Hi Les: You're arguing that Webometrics should count PDFs, and I fully agree.
I was only arguing that Webometrics should not *limit* its count to PDFs.
Sorry if I didn't make that clear.
BTW, I'd make the analogous case to publishers. Publish in PDF if you like, but
never publish in PDF-only. If you offer PDF editions, then also offer XML or
HTML editions.
Best, Peter
Peter Suber
www.bit.ly/suber
----------
On Sun, Jul 11, 2010 at 6:49 AM, Leslie Carr <lac_at_ecs.soton.ac.uk> wrote:
On 10 Jul 2010, at 15:37, Peter Suber wrote:
For more detail on "rich media" or "rich files", see the
Webometrics page on methodology: "Only the number of text
files in Acrobat format (.pdf) ... are considered."...This is
a bug, not a feature. A more useful ranking would try to
count full-text scholarly or peer-reviewed articles regardless
of format. I know that's hard to do. But it's a mistake to
use any format as a surrogate for that status, and especially
a format as flawed as PDF. Even if Webometrics wanted to
reward some formats more than others, it should not reward
PDF.
I think it should. The overwhelming majority of academic papers are
distributed online as PDF; the overwhelming majority of things in
repositories that are not PDF are not academic papers.
The format is optimized for print or reading, not for use or
reuse. PDFs are slow to load and often not even readable in
bandwidth-poor parts of the world. They crash many browsers.

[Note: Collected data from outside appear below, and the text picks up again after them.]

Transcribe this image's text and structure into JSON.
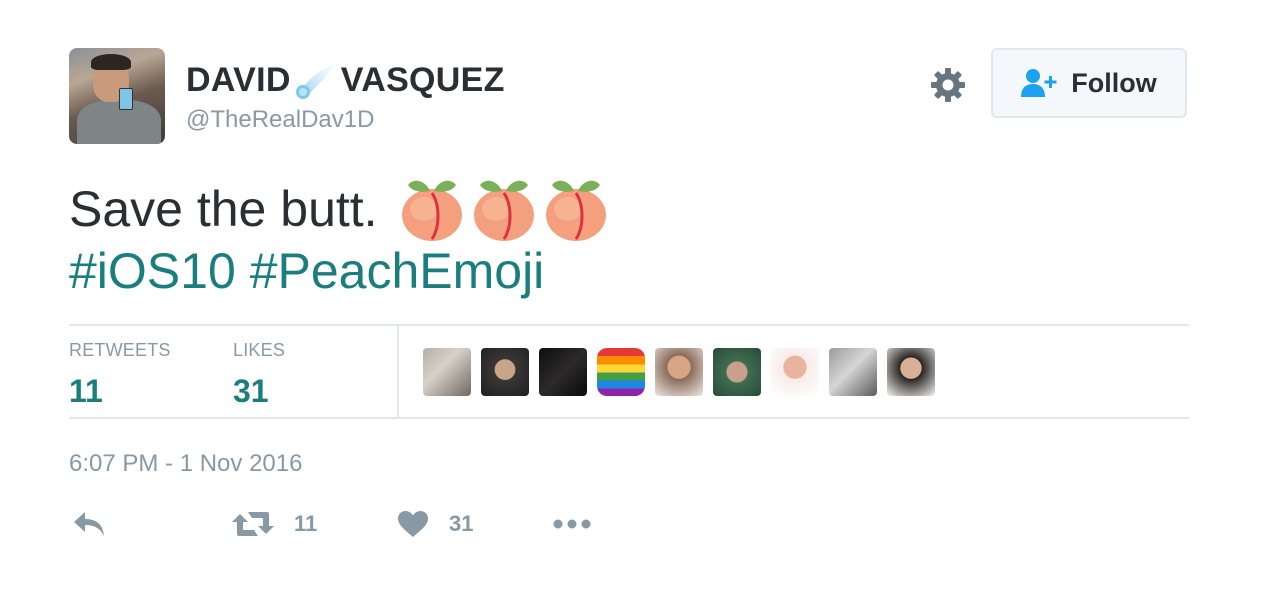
{
  "user": {
    "display_name_first": "DAVID",
    "display_name_second": "VASQUEZ",
    "handle": "@TheRealDav1D"
  },
  "follow": {
    "label": "Follow"
  },
  "tweet": {
    "text": "Save the butt.",
    "hashtags": [
      "#iOS10",
      "#PeachEmoji"
    ]
  },
  "stats": {
    "retweets_label": "RETWEETS",
    "retweets_value": "11",
    "likes_label": "LIKES",
    "likes_value": "31"
  },
  "timestamp": "6:07 PM - 1 Nov 2016",
  "actions": {
    "retweet_count": "11",
    "like_count": "31"
  },
  "colors": {
    "link": "#1b7e7e",
    "muted": "#8899a6",
    "text": "#292f33",
    "border": "#e1e8ed"
  },
  "icons": [
    "comet-emoji",
    "gear-icon",
    "follow-person-icon",
    "peach-emoji",
    "reply-icon",
    "retweet-icon",
    "heart-icon",
    "more-icon"
  ]
}
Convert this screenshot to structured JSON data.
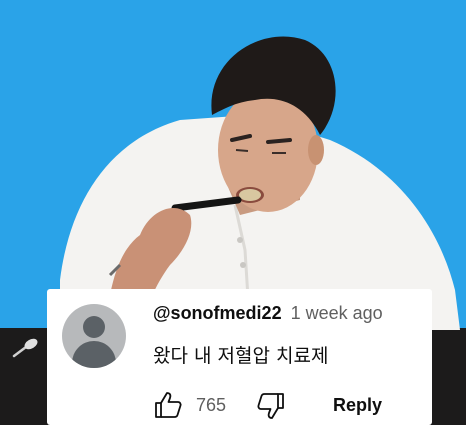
{
  "comment": {
    "author": "@sonofmedi22",
    "timestamp": "1 week ago",
    "text": "왔다 내 저혈압 치료제",
    "likes": "765",
    "reply_label": "Reply",
    "avatar_icon": "default-avatar-icon",
    "like_icon": "thumbs-up-icon",
    "dislike_icon": "thumbs-down-icon"
  },
  "colors": {
    "background": "#2aa3e8",
    "card": "#ffffff",
    "text_primary": "#0f0f0f",
    "text_secondary": "#5f5f5f"
  }
}
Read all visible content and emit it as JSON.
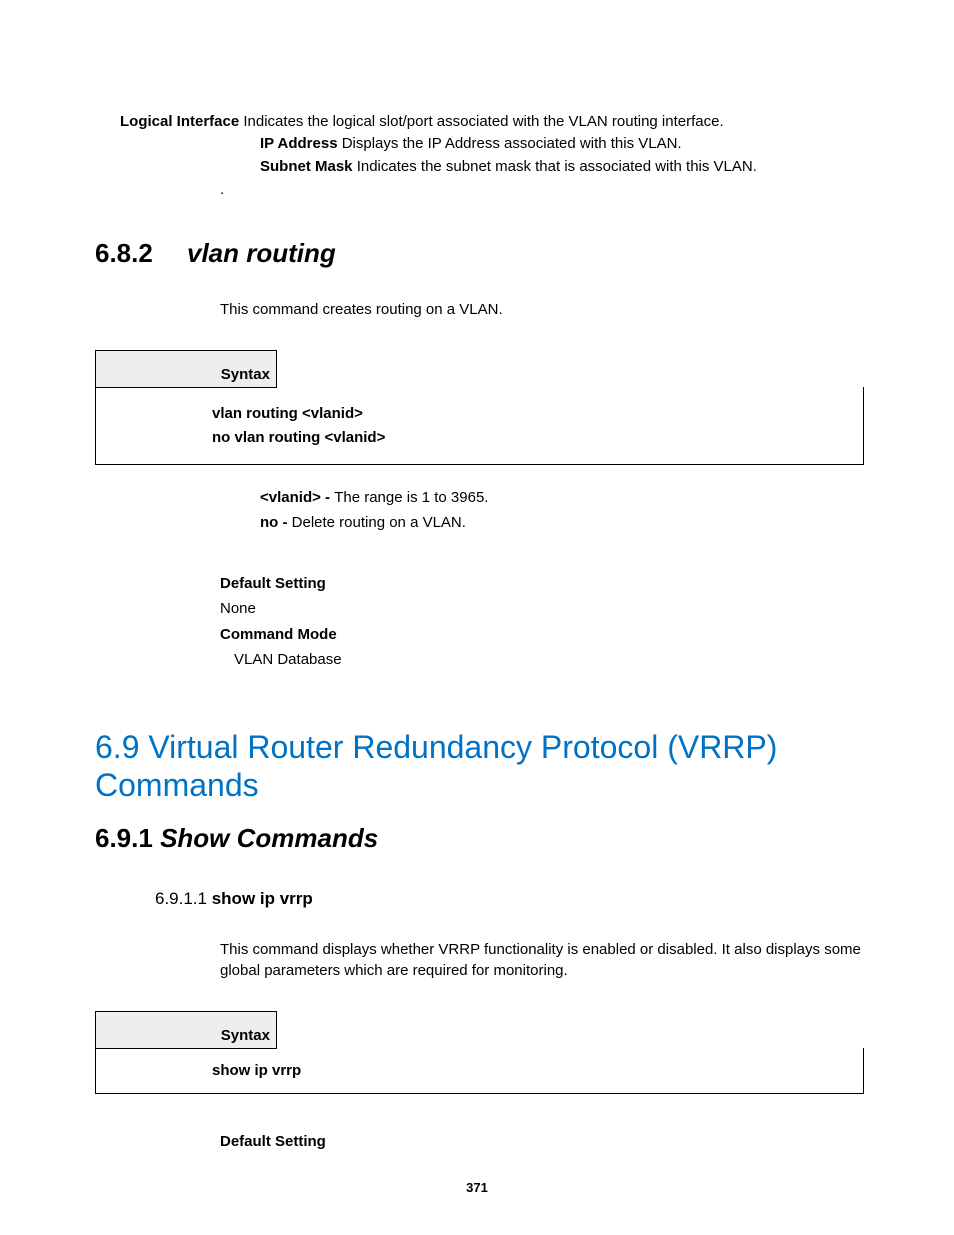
{
  "defs": {
    "li_term": "Logical Interface",
    "li_desc": " Indicates the logical slot/port associated with the VLAN routing interface.",
    "ip_term": "IP Address",
    "ip_desc": " Displays the IP Address associated with this VLAN.",
    "sm_term": "Subnet Mask",
    "sm_desc": " Indicates the subnet mask that is associated with this VLAN.",
    "dot": "."
  },
  "sec682": {
    "num": "6.8.2",
    "title": "vlan routing",
    "desc": "This command creates routing on a VLAN.",
    "syntax_label": "Syntax",
    "syntax_line1": "vlan routing <vlanid>",
    "syntax_line2": "no vlan routing <vlanid>",
    "param1_term": "<vlanid> - ",
    "param1_desc": "The range is 1 to 3965.",
    "param2_term": "no - ",
    "param2_desc": "Delete routing on a VLAN.",
    "default_label": "Default Setting",
    "default_value": "None",
    "mode_label": "Command Mode",
    "mode_value": "VLAN Database"
  },
  "sec69": {
    "title": "6.9 Virtual Router Redundancy Protocol (VRRP) Commands"
  },
  "sec691": {
    "num": "6.9.1 ",
    "title": "Show Commands"
  },
  "sec6911": {
    "num": "6.9.1.1 ",
    "title": "show ip vrrp",
    "desc": "This command displays whether VRRP functionality is enabled or disabled. It also displays some global parameters which are required for monitoring.",
    "syntax_label": "Syntax",
    "syntax_line1": "show ip vrrp",
    "default_label": "Default Setting"
  },
  "page_number": "371"
}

They often lack working links; when they do have links, they
require users to open in the same window rather than in a
separate window, losing the file that took so long to load.
Users can't deep-link to subsections. Publishers can lock
them to prevent cutting and pasting. Publishers can insert
scripts to make them unreadable offline or after a certain
time. PDFs impede text processing by users, text mining by
software, handicapped access ("read-aloud" software), and
mark-up by third parties.
This is an argument about what software/data formats researchers *should*
use; affecting their authoring and editorial processes is probably beyond
the scope of what we can expect from this league table.
PubMed Central scores low in the Webometric rankings because
it has no PDFs.
It does "have" PDFs - it might ingest articles in XML, but it certainly
exports them in PDF. Enquiring of Google (site:www.ncbi.nlm.nih.gov
filetype:pdf) shows that it has about 6,690,000 PDFs.
But PMC is one of the most populated and useful OA
repositories in the world.
This is something that needs investigating. If I had to guess why it ranks
so low, it might be because no-one is linking INTO pubmed; rather they are
linking to the original publishers.
The format it uses instead of PDF, the NLM DTD coded in XML,
is vastly superior to PDF for every scholarly purpose. I
haven't had time to code my articles in XML. But since even
HTML is superior to PDF for purposes of access and reuse, I
self-archive in HTML rather than PDF whenever I can.
For the record, I completely agree with you about PDF / HTML / XHTML. If
only Microsoft Word (and LaTeX) had decent export facilities that produced
good "semantic" HTML.
--
Les Carr
Received on Sun Jul 11 2010 - 19:58:14 BST